Londres na vanguarda da verticalidade
JOANA CARLA SOARES GONÇALVES*
Londres, a cidade mãe das cidades modernas, mais uma vez toma a dianteira no debate global sobre crescimento sustentável de centros urbanos de caráter internacional, trazendo a público a tão polêmica discussão da verticalidade. As considerações a respeito do tema englobam desde as vantagens e desvantagens da arquitetura de edifícios altos à importância da definição de critérios e limites para a implementação de torres, tendo em vista os interesses coletivos da sociedade como fatores determinantes nas políticas de desenvolvimento urbano.
O desastre ocorrido em Nova York e Washington em setembro de 2001, envolvendo as torres gêmeas do World Trade Center, abalou momentaneamente o mercado da construção em todas as grandes cidades dos países industrializados; porém, observando as tendências de mercado em cidades como Londres, Frankfurt, Chicago e até mesmo Nova York, as perspectivas são de incentivos ainda maiores à construção de edifícios altos em centros de alta densidade neste início de século. Segundo o arquiteto inglês de renome internacional Norman Foster, "os edifícios altos são uma realidade tanto quanto a urbanização em si".
O prefeito de Londres, Ken Livingstone, acredita que o desenvolvimento da cidade no século XXI precisa ser tão audacioso quanto, por exemplo, no caso da arquitetura vitoriana. Segundo o prefeito, as propostas de edifícios altos dos mais variados gabaritos devem ser consideradas sob o aspecto positivo que o processo de verticalização é capaz de acrescentar ao caráter internacional de Londres e suas atuais demandas, principalmente as geradas por pressões econômicas e demográficas.
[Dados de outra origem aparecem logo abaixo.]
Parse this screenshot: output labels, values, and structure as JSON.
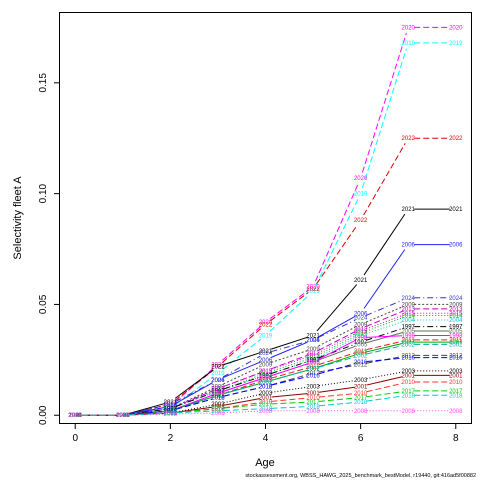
{
  "chart_data": {
    "type": "line",
    "xlabel": "Age",
    "ylabel": "Selectivity fleet A",
    "xlim": [
      -0.32,
      8.32
    ],
    "ylim": [
      -0.0035,
      0.1815
    ],
    "x_ticks": [
      "0",
      "2",
      "4",
      "6",
      "8"
    ],
    "y_ticks": [
      "0.00",
      "0.05",
      "0.10",
      "0.15"
    ],
    "footer": "stockassessment.org, WBSS_HAWG_2025_benchmark_bestModel, r19440, git:416ad5f00882",
    "x": [
      0,
      1,
      2,
      3,
      4,
      5,
      6,
      7,
      8
    ],
    "series": [
      {
        "name": "2020",
        "color": "#ff00ff",
        "dash": "6,3",
        "values": [
          0,
          0,
          0.004,
          0.023,
          0.042,
          0.058,
          0.107,
          0.175,
          0.175
        ]
      },
      {
        "name": "2019",
        "color": "#00ffff",
        "dash": "6,3",
        "values": [
          0,
          0,
          0.003,
          0.019,
          0.036,
          0.056,
          0.1,
          0.168,
          0.168
        ]
      },
      {
        "name": "2022",
        "color": "#dd0000",
        "dash": "6,3",
        "values": [
          0,
          0,
          0.005,
          0.022,
          0.041,
          0.057,
          0.088,
          0.125,
          0.125
        ]
      },
      {
        "name": "2021",
        "color": "#000000",
        "dash": "",
        "values": [
          0,
          0,
          0.006,
          0.022,
          0.029,
          0.036,
          0.061,
          0.093,
          0.093
        ]
      },
      {
        "name": "2006",
        "color": "#2222ee",
        "dash": "",
        "values": [
          0,
          0,
          0.004,
          0.016,
          0.025,
          0.034,
          0.046,
          0.077,
          0.077
        ]
      },
      {
        "name": "2024",
        "color": "#3333cc",
        "dash": "6,3,1,3",
        "values": [
          0,
          0,
          0.005,
          0.016,
          0.028,
          0.034,
          0.044,
          0.053,
          0.053
        ]
      },
      {
        "name": "2009",
        "color": "#444444",
        "dash": "2,2",
        "values": [
          0,
          0,
          0.003,
          0.013,
          0.023,
          0.03,
          0.041,
          0.05,
          0.05
        ]
      },
      {
        "name": "2013",
        "color": "#bb00bb",
        "dash": "6,3",
        "values": [
          0,
          0,
          0.003,
          0.012,
          0.02,
          0.028,
          0.039,
          0.048,
          0.048
        ]
      },
      {
        "name": "2015",
        "color": "#dd00dd",
        "dash": "1,2",
        "values": [
          0,
          0,
          0.003,
          0.012,
          0.02,
          0.027,
          0.038,
          0.046,
          0.046
        ]
      },
      {
        "name": "2014",
        "color": "#00bb00",
        "dash": "1,2",
        "values": [
          0,
          0,
          0.003,
          0.011,
          0.019,
          0.026,
          0.037,
          0.045,
          0.045
        ]
      },
      {
        "name": "2004",
        "color": "#00cccc",
        "dash": "1,2",
        "values": [
          0,
          0,
          0.003,
          0.011,
          0.018,
          0.025,
          0.036,
          0.043,
          0.043
        ]
      },
      {
        "name": "1997",
        "color": "#000000",
        "dash": "6,3,1,3",
        "values": [
          0,
          0,
          0.003,
          0.011,
          0.018,
          0.025,
          0.033,
          0.04,
          0.04
        ]
      },
      {
        "name": "2005",
        "color": "#666666",
        "dash": "",
        "values": [
          0,
          0,
          0.002,
          0.01,
          0.017,
          0.024,
          0.032,
          0.038,
          0.038
        ]
      },
      {
        "name": "1998",
        "color": "#ff00ff",
        "dash": "",
        "values": [
          0,
          0,
          0.002,
          0.01,
          0.017,
          0.024,
          0.035,
          0.036,
          0.036
        ]
      },
      {
        "name": "2011",
        "color": "#dd2222",
        "dash": "6,3",
        "values": [
          0,
          0,
          0.002,
          0.009,
          0.016,
          0.022,
          0.029,
          0.034,
          0.034
        ]
      },
      {
        "name": "2007",
        "color": "#00aa00",
        "dash": "",
        "values": [
          0,
          0,
          0.002,
          0.009,
          0.015,
          0.021,
          0.028,
          0.033,
          0.033
        ]
      },
      {
        "name": "2002",
        "color": "#00aaaa",
        "dash": "6,3",
        "values": [
          0,
          0,
          0.002,
          0.009,
          0.015,
          0.021,
          0.027,
          0.032,
          0.032
        ]
      },
      {
        "name": "2012",
        "color": "#444444",
        "dash": "6,3",
        "values": [
          0,
          0,
          0.002,
          0.008,
          0.013,
          0.019,
          0.023,
          0.027,
          0.027
        ]
      },
      {
        "name": "2016",
        "color": "#0000ff",
        "dash": "6,3",
        "values": [
          0,
          0,
          0.002,
          0.008,
          0.013,
          0.018,
          0.024,
          0.026,
          0.026
        ]
      },
      {
        "name": "2003",
        "color": "#000000",
        "dash": "1,2",
        "values": [
          0,
          0,
          0.001,
          0.005,
          0.01,
          0.013,
          0.016,
          0.02,
          0.02
        ]
      },
      {
        "name": "2001",
        "color": "#8b0000",
        "dash": "",
        "values": [
          0,
          0,
          0.001,
          0.004,
          0.008,
          0.01,
          0.013,
          0.018,
          0.018
        ]
      },
      {
        "name": "2010",
        "color": "#ff3333",
        "dash": "6,3",
        "values": [
          0,
          0,
          0.001,
          0.003,
          0.006,
          0.008,
          0.01,
          0.015,
          0.015
        ]
      },
      {
        "name": "2017",
        "color": "#00cc00",
        "dash": "6,3",
        "values": [
          0,
          0,
          0.001,
          0.003,
          0.005,
          0.006,
          0.008,
          0.011,
          0.011
        ]
      },
      {
        "name": "2018",
        "color": "#00cccc",
        "dash": "6,3",
        "values": [
          0,
          0,
          0.001,
          0.002,
          0.003,
          0.004,
          0.006,
          0.009,
          0.009
        ]
      },
      {
        "name": "2008",
        "color": "#ff44ff",
        "dash": "1,2",
        "values": [
          0,
          0,
          0.0005,
          0.001,
          0.002,
          0.002,
          0.002,
          0.002,
          0.002
        ]
      }
    ]
  }
}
Só em 2001 foram realizados três eventos interdisciplinares em Londres para a troca de conhecimento especializado sobre a questão da verticalização. Em maio, o Royal Institute of British Architects (RIBA) promoveu o debate Tall Storeys. Em dezembro, a London School of Economics and Political Science (LSE) organizou o seminário Tall Buildings in London. No mesmo mês, o Council on Tall Buildings and Urban Habitat (CTBUH) reuniu especialistas e convidados na conferência Buildings for the 21th Century.
Londres, a cidade mais cosmopolita de todas, é também a maior cidade da Europa, com 7,5 milhões de habitantes ocupando uma área de 1,6 mil km2, numa densidade de 50 pessoas/acre (Department of the Environment, Transport and the Regions of London, 1999). Em termos globais, esses números caracterizam Londres como uma cidade de densidade média, além de apontar para um problema grave: o espalhamento da mancha urbana, incorrendo diretamente na ineficiência da infra-estrutura de serviços da cidade e na degradação das áreas naturais periféricas.
No contexto da União Européia, Londres integra a área metropolitana da Europa Noroeste, que inclui Paris, Amsterdã, Rotterdam e as cidades ao longo dos rios Rhine e Ruhr. É a região economicamente mais forte da Europa, contendo perto de um terço da população européia. Com a globalização da economia e o impacto do desenvolvimento da tecnologia de transportes, as áreas metropolitanas lideradas por esses centros urbanos se tornaram bem mais interdependentes, tendo Londres como centro financeiro dominante.
No contexto internacional, Londres é uma das três cidades Nova York e Tóquio são as outras duas classificadas como world cities, "cidades do mundo", ou "cidades globais", terminologia utilizada para definir grandes centros urbanos que, atualmente, polarizam a macroeconomia mundial.
As pressões da globalização têm forçado mudanças de atitude na sociedade de Londres. Preocupações com o meio ambiente e o uso mais eficiente de recursos e materiais começam a despontar com força nos planos de políticas públicas. O grande desafio é fomentar o crescimento da economia e a acomodação do acréscimo demográfico, provendo ao mesmo tempo melhoria na qualidade das edificações, no espaço público e na infra-estrutura da cidade.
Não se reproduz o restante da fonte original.